Slowly Changing Dimensions

Overview

Use Slowly Changing Dimensions (SCD) to track changes in a dimension table over time while preserving the history of selected attributes.

With the IBM Netezza component, Semarchy xDI provides a dedicated template named INTEGRATION Netezza with Slowly Changing Dimension. This template reads the SCD roles defined on the target datastore columns and applies the corresponding insert, update, and historization logic.

Before you start

Before using the template, define an SCD role for each column in the target dimension datastore. The template requires at least one column with each of the following roles:

  • naturalKey

  • startDate

  • endDate

  • recordVersion

If your model uses a surrogate key, you can also configure a column with the surrogateKey role.

Configure the target metadata

Use the target datastore metadata to define how each column participates in SCD processing.

Role Description

historizeIfModified

When a change is detected on this column, the current row is closed and a new current row is inserted.

updateIfModified

When a change is detected on this column, the current row is updated in place.

startDate

Stores the date or timestamp when the current version of the row becomes active.

endDate

Stores the date or timestamp when the current version is closed.

recordVersion

Identifies the row status. The template sets this value to 1 for the current row and 0 for historized rows.

surrogateKey

Stores a technical key for the dimension row when your model uses one.

naturalKey

Identifies the business entity independently from its historized versions.
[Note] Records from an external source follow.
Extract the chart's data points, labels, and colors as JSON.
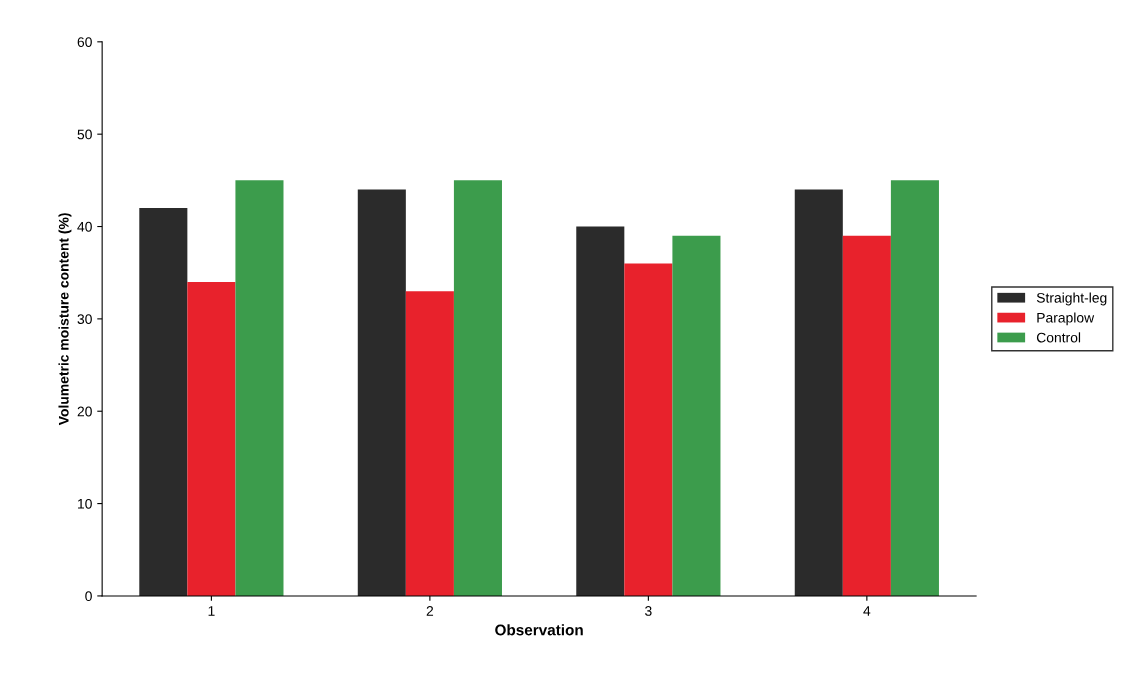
{
  "chart_data": {
    "type": "bar",
    "xlabel": "Observation",
    "ylabel": "Volumetric moisture content (%)",
    "categories": [
      "1",
      "2",
      "3",
      "4"
    ],
    "series": [
      {
        "name": "Straight-leg",
        "color": "#2b2b2b",
        "values": [
          42,
          44,
          40,
          44
        ]
      },
      {
        "name": "Paraplow",
        "color": "#e8222c",
        "values": [
          34,
          33,
          36,
          39
        ]
      },
      {
        "name": "Control",
        "color": "#3c9c4c",
        "values": [
          45,
          45,
          39,
          45
        ]
      }
    ],
    "ylim": [
      0,
      60
    ],
    "yticks": [
      0,
      10,
      20,
      30,
      40,
      50,
      60
    ],
    "grid": false,
    "legend": "right"
  }
}
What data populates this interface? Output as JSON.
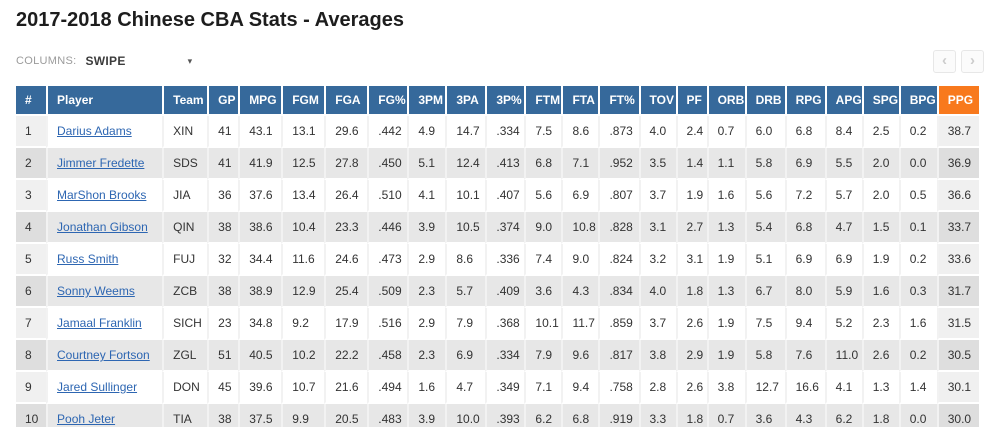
{
  "page": {
    "title": "2017-2018 Chinese CBA Stats - Averages"
  },
  "toolbar": {
    "columns_label": "COLUMNS:",
    "columns_value": "SWIPE",
    "icons": {
      "caret": "▾",
      "prev": "‹",
      "next": "›"
    }
  },
  "colors": {
    "header_bg": "#36699b",
    "sorted_header_bg": "#f8791d",
    "link_blue": "#2d66b2"
  },
  "table": {
    "sorted_column": "PPG",
    "columns": [
      "#",
      "Player",
      "Team",
      "GP",
      "MPG",
      "FGM",
      "FGA",
      "FG%",
      "3PM",
      "3PA",
      "3P%",
      "FTM",
      "FTA",
      "FT%",
      "TOV",
      "PF",
      "ORB",
      "DRB",
      "RPG",
      "APG",
      "SPG",
      "BPG",
      "PPG"
    ],
    "rows": [
      {
        "rank": "1",
        "player": "Darius Adams",
        "team": "XIN",
        "stats": [
          "41",
          "43.1",
          "13.1",
          "29.6",
          ".442",
          "4.9",
          "14.7",
          ".334",
          "7.5",
          "8.6",
          ".873",
          "4.0",
          "2.4",
          "0.7",
          "6.0",
          "6.8",
          "8.4",
          "2.5",
          "0.2",
          "38.7"
        ]
      },
      {
        "rank": "2",
        "player": "Jimmer Fredette",
        "team": "SDS",
        "stats": [
          "41",
          "41.9",
          "12.5",
          "27.8",
          ".450",
          "5.1",
          "12.4",
          ".413",
          "6.8",
          "7.1",
          ".952",
          "3.5",
          "1.4",
          "1.1",
          "5.8",
          "6.9",
          "5.5",
          "2.0",
          "0.0",
          "36.9"
        ]
      },
      {
        "rank": "3",
        "player": "MarShon Brooks",
        "team": "JIA",
        "stats": [
          "36",
          "37.6",
          "13.4",
          "26.4",
          ".510",
          "4.1",
          "10.1",
          ".407",
          "5.6",
          "6.9",
          ".807",
          "3.7",
          "1.9",
          "1.6",
          "5.6",
          "7.2",
          "5.7",
          "2.0",
          "0.5",
          "36.6"
        ]
      },
      {
        "rank": "4",
        "player": "Jonathan Gibson",
        "team": "QIN",
        "stats": [
          "38",
          "38.6",
          "10.4",
          "23.3",
          ".446",
          "3.9",
          "10.5",
          ".374",
          "9.0",
          "10.8",
          ".828",
          "3.1",
          "2.7",
          "1.3",
          "5.4",
          "6.8",
          "4.7",
          "1.5",
          "0.1",
          "33.7"
        ]
      },
      {
        "rank": "5",
        "player": "Russ Smith",
        "team": "FUJ",
        "stats": [
          "32",
          "34.4",
          "11.6",
          "24.6",
          ".473",
          "2.9",
          "8.6",
          ".336",
          "7.4",
          "9.0",
          ".824",
          "3.2",
          "3.1",
          "1.9",
          "5.1",
          "6.9",
          "6.9",
          "1.9",
          "0.2",
          "33.6"
        ]
      },
      {
        "rank": "6",
        "player": "Sonny Weems",
        "team": "ZCB",
        "stats": [
          "38",
          "38.9",
          "12.9",
          "25.4",
          ".509",
          "2.3",
          "5.7",
          ".409",
          "3.6",
          "4.3",
          ".834",
          "4.0",
          "1.8",
          "1.3",
          "6.7",
          "8.0",
          "5.9",
          "1.6",
          "0.3",
          "31.7"
        ]
      },
      {
        "rank": "7",
        "player": "Jamaal Franklin",
        "team": "SICH",
        "stats": [
          "23",
          "34.8",
          "9.2",
          "17.9",
          ".516",
          "2.9",
          "7.9",
          ".368",
          "10.1",
          "11.7",
          ".859",
          "3.7",
          "2.6",
          "1.9",
          "7.5",
          "9.4",
          "5.2",
          "2.3",
          "1.6",
          "31.5"
        ]
      },
      {
        "rank": "8",
        "player": "Courtney Fortson",
        "team": "ZGL",
        "stats": [
          "51",
          "40.5",
          "10.2",
          "22.2",
          ".458",
          "2.3",
          "6.9",
          ".334",
          "7.9",
          "9.6",
          ".817",
          "3.8",
          "2.9",
          "1.9",
          "5.8",
          "7.6",
          "11.0",
          "2.6",
          "0.2",
          "30.5"
        ]
      },
      {
        "rank": "9",
        "player": "Jared Sullinger",
        "team": "DON",
        "stats": [
          "45",
          "39.6",
          "10.7",
          "21.6",
          ".494",
          "1.6",
          "4.7",
          ".349",
          "7.1",
          "9.4",
          ".758",
          "2.8",
          "2.6",
          "3.8",
          "12.7",
          "16.6",
          "4.1",
          "1.3",
          "1.4",
          "30.1"
        ]
      },
      {
        "rank": "10",
        "player": "Pooh Jeter",
        "team": "TIA",
        "stats": [
          "38",
          "37.5",
          "9.9",
          "20.5",
          ".483",
          "3.9",
          "10.0",
          ".393",
          "6.2",
          "6.8",
          ".919",
          "3.3",
          "1.8",
          "0.7",
          "3.6",
          "4.3",
          "6.2",
          "1.8",
          "0.0",
          "30.0"
        ]
      }
    ]
  }
}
At minimum, define the key, version, and date roles required by the template. Then assign historizeIfModified and updateIfModified to the business attributes according to the behavior that you want.

Run the SCD integration

Use the INTEGRATION Netezza with Slowly Changing Dimension template to load the target dimension table. The template uses a pre-integration table to compare the incoming rows with the current target rows and then applies the following logic:

  • If no current target row matches the naturalKey, the template inserts a new current row.

  • If only updateIfModified columns changed, the template updates the current row in place.

  • If one or more historizeIfModified columns changed, the template closes the current row and inserts a new current row.

  • If no SCD-relevant column changed, the template ignores the row.

You can mix historized attributes and in-place updates in the same dimension table.

Date and version management

The template manages the recordVersion, startDate, and endDate columns automatically.

For inserted current rows, the following behavior applies:

  • recordVersion is set to 1

  • startDate comes from the mapped source value, a target-side expression, or current_timestamp if nothing is mapped

  • endDate comes from the Scd Default End Date parameter, which defaults to NULL

For historized rows, the following behavior applies:

  • recordVersion is set to 0

  • endDate comes from the mapped end-date value when one is defined

  • Otherwise, endDate falls back to the mapped startDate value or current_timestamp

Synchronize deletions

The Synchronize Deletions parameter closes rows that no longer exist in the source dataset. When you enable this parameter, the template does not physically delete the missing dimension members. Instead, it updates the current target row as follows:

  • recordVersion is set to 0

  • endDate comes from the Deletions Default End Date parameter, which defaults to now()

Use this parameter when your dimension history must reflect removals from the source system.

Netezza-specific considerations

The template also exposes options that can affect SCD execution and performance on Netezza:

  • Pre Integration Table Distribution Mode controls how the pre-integration table is distributed.

  • Generate Statistics On Integration Table and Generate Statistics On Target Table can improve subsequent query planning.

  • Groom Target Table can be useful after large SCD loads.

  • Clean Temporary Objects removes the pre-integration objects after execution.

Review and tune these options when they are relevant to the size of the dimension table, the volume of changed rows, or the performance of the integration.